Kala Cinta Tak Memandang Ideologi, Komunis dan Kapitalis Jalin Bahtera Rumah Tangga
- dw
Berasal dari negara komunis yang sangat represif, para perempuan disebut mengalami kesulitan beradaptasi di Korea Selatan yang kapitalis. Mereka sering menghadapi diskriminasi dan kesenpian. Pria Korea Selatan dianggap dapat membimbing mereka menjalani kehidupan di negara barunya.
“Saya merasa pernikahan membuat saya menyesuaikan diri dengan masyarakat (Kora Selatan) lebih baik tanpa perlu berusaha keras,“ tutur Hwang Yoo-jung (37) yang menikah dengan pria Korsel Seo Min-seok (39), tahun 2018 silam.
Jasa biro jodoh
Meningkatnya fenomena ini juga tidak terlepas dari campur tangan jasa biro jodoh. Terdapat 20-30 biro jodoh yang khusus mencomblangkan wanita Korea Utara dan pria Korea Selatan, naik dua kali lipat dibandingkan pertengahan tahun 2000-an. Tak sedikit perempuan yang menggunakan jasa biro jodoh tersebut.

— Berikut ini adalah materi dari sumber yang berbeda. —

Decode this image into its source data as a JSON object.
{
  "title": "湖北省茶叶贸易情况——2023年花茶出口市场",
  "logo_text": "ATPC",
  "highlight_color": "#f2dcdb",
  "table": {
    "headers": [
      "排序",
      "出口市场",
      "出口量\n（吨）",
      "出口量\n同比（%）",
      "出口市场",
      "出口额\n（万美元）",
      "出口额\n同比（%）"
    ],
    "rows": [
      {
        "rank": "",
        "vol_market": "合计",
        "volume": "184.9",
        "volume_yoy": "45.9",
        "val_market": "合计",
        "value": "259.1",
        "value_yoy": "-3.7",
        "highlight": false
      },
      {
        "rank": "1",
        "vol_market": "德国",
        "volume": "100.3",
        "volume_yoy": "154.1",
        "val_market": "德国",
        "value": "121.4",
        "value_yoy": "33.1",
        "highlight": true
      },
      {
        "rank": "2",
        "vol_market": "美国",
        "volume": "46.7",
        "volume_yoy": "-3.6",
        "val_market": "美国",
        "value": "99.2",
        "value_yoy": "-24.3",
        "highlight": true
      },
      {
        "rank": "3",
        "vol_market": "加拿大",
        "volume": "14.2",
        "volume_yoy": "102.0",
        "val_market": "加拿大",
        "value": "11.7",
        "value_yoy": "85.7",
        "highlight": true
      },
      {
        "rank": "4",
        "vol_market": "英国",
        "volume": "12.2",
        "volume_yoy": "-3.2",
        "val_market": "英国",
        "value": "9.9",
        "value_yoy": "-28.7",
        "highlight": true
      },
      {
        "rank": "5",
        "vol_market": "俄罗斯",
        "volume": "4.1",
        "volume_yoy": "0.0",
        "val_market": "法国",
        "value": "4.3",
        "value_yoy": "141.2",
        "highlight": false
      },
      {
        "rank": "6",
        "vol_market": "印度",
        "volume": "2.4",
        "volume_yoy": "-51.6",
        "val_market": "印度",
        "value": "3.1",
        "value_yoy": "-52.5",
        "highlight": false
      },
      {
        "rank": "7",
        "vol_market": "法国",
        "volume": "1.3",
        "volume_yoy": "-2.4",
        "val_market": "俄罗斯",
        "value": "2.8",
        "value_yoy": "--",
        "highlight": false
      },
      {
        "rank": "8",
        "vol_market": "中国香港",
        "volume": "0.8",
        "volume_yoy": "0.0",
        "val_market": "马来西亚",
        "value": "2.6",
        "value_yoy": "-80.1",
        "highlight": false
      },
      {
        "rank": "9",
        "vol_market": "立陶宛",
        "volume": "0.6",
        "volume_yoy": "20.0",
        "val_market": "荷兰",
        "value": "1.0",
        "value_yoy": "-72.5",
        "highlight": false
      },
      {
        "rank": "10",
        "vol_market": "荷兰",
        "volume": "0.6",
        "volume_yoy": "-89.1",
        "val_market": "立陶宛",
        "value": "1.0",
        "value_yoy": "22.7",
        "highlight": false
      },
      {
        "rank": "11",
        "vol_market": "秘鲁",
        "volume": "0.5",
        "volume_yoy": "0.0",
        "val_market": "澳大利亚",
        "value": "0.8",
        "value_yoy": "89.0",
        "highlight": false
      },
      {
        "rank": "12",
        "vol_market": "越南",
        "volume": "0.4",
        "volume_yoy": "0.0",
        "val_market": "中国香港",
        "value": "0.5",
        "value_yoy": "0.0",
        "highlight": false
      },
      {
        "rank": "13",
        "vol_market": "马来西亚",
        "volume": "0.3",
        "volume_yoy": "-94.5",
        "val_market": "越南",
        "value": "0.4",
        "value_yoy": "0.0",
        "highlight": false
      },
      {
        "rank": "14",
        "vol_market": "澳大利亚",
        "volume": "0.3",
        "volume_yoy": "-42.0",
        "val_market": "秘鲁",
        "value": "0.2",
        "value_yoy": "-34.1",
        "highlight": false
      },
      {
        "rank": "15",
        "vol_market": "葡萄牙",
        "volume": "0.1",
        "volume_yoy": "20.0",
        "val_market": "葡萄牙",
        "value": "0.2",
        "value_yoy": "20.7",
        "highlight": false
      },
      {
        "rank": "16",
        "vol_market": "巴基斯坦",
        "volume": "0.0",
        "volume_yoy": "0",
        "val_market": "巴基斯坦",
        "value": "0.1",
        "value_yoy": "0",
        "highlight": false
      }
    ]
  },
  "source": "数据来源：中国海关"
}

Kim Hae-rin, pemilik salah satu biro jodoh yang juga merupakan pembelot Korea Utara, tahu betul rasanya diskriminasi dan kesepian. “Saya juga berpikir bahwa saya sedang membangun unifikasi kecil dua penduduk Korea,” tutur Kim.
Perusahaan mematok harga 3 juta won atau setara 37,5 juta rupiah untuk pria Korea Selatan yang ingin mencari pasangan. Sementara bagi perempuan tidak dikenakan biaya.
Meski begitu, perjodohon bukanlah sesuatu yang mudah terwujud. Faktor bahasa kadang menjadi kendala tersendiri bagi para pasangan yang berusaha menjembatani 75 tahun perpecahan di Semenanjung Korea.